Egal ob staatliche oder private Krankenkassen: Das aktuelle deutsche System der Krankenkassen steht vor einem Kollaps. Angesichts eines Billionenlochs bei den gesetzlichen, und den fehlenden Rücklagen der privaten Kassen, könnte es in einigen Jahren zu Finanzierungsproblemen bei den Leistungen kommen.

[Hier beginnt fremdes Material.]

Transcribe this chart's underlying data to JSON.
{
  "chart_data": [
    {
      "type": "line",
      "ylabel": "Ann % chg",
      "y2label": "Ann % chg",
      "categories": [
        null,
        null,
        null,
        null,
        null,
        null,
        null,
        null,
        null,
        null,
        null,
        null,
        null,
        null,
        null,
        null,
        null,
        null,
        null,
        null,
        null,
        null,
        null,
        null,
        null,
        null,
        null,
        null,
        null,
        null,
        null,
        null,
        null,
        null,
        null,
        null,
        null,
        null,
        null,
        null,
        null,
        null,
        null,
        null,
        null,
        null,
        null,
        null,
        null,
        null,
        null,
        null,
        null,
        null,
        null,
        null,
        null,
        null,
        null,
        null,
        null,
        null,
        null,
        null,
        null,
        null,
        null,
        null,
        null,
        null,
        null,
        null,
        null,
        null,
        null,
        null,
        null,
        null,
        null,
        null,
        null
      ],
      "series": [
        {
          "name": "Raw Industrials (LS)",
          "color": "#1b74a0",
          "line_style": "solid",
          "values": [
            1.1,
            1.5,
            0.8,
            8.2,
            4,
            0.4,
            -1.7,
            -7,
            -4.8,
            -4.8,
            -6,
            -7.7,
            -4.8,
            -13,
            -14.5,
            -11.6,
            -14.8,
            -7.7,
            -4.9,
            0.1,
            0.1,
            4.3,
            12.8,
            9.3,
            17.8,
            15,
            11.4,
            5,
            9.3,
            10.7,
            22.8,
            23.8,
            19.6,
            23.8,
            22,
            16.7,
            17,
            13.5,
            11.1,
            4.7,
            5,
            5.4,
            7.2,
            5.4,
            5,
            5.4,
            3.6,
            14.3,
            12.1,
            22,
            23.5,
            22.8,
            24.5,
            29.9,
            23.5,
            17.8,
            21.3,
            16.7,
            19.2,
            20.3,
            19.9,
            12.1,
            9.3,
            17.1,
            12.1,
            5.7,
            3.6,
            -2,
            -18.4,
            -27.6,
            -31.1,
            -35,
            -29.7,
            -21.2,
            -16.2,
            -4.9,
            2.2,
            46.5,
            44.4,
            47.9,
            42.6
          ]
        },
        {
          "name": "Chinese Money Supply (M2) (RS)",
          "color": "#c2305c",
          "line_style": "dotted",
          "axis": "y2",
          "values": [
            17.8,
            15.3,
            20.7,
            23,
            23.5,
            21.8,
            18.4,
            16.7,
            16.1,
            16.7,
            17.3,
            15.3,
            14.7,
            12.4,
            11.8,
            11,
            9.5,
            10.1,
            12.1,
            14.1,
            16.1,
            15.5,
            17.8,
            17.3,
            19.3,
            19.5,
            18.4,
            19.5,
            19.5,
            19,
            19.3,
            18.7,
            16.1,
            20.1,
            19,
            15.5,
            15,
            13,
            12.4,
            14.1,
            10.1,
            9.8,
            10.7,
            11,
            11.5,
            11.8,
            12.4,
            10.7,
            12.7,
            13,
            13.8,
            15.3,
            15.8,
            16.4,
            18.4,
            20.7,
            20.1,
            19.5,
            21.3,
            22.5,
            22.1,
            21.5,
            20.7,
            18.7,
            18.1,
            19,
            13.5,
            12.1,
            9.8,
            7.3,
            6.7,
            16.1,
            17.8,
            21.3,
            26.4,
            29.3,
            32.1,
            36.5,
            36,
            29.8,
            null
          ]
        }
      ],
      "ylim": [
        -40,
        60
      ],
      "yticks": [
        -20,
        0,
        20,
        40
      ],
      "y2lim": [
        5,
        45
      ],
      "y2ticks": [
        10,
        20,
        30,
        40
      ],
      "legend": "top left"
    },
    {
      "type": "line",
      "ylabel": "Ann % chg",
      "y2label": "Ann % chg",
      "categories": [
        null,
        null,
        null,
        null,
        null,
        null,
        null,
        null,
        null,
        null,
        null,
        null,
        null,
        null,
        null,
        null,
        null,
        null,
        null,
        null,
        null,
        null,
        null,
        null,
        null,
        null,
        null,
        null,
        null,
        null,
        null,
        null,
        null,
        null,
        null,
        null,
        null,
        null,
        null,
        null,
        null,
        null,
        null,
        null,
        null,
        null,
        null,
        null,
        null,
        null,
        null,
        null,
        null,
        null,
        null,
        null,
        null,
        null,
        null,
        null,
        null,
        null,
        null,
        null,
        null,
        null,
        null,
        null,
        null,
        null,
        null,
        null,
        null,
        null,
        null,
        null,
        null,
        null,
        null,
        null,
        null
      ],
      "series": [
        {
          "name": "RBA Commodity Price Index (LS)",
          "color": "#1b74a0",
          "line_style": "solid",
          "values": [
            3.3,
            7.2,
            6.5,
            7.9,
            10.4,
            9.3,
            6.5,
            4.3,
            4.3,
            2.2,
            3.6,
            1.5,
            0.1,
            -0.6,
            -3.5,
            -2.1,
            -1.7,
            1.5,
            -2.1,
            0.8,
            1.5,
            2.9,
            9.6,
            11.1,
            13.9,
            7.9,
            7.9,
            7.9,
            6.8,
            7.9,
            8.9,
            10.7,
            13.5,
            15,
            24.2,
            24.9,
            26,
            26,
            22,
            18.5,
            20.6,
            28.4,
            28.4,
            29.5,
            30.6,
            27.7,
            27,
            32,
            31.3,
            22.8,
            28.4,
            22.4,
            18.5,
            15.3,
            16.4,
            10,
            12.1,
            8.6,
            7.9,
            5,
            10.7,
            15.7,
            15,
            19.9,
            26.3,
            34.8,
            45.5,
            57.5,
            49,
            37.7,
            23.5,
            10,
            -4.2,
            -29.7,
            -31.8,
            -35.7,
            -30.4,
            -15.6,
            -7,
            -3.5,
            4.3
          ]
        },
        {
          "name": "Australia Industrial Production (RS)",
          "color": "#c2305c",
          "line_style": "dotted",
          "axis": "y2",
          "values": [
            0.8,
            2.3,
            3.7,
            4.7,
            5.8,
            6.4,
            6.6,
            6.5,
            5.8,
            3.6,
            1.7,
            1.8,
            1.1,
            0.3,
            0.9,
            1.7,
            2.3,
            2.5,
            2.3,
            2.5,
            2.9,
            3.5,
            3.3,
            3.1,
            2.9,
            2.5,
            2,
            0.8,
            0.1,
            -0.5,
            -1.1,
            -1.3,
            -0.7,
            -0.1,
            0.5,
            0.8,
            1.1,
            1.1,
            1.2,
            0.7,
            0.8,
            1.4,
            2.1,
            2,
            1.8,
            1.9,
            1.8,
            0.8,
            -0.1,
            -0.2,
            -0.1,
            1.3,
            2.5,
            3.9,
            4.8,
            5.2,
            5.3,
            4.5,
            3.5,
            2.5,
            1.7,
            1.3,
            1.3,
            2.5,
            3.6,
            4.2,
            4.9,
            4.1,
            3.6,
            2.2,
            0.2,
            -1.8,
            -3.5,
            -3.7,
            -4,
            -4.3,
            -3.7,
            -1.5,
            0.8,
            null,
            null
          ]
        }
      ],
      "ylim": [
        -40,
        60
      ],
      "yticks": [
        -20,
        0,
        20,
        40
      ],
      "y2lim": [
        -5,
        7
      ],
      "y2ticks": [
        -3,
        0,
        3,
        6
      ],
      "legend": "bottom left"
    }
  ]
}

Ständig steigende Beiträge und immer schlechtere Leistungen. So könnte man die aktuelle und zukünftige Entwicklung bei den Krankenkassen beschreiben. Denn nicht nur den Rentenkassen wird die zunehmende Überalterung der Gesellschaft zum Verhängnis, sondern eben auch den Krankenversicherungen. Immerhin steigt mit zunehmendem Alter auch der Bedarf an oftmals teuren Behandlungen, für die auch die Krankenkassen aufkommen müssen.

Teures doppeltes Spiel

Besonders Selbstständige, hohe Beamte, Freiberufler und gut verdienende Angestellte sind bei den privaten Krankenkassen beliebte Kunden. Sie zahlen gerne für Zusatzleistungen wie die Chefarztbehandlung oder ein Einzelzimmer, sind aber seltener krank als die Masse der Arbeitnehmer. Die günstigen Einstiegsprämien am Anfang werden durch spätere saftige Preiserhöhungen kompensiert. Ganz zu schweigen davon, dass die Provisionen für die Versicherungsmakler und die Dividenden für die Aktionäre auch irgendwie bezahlt werden müssen. Benötigte Rücklagen sind deshalb kaum welche vorhanden.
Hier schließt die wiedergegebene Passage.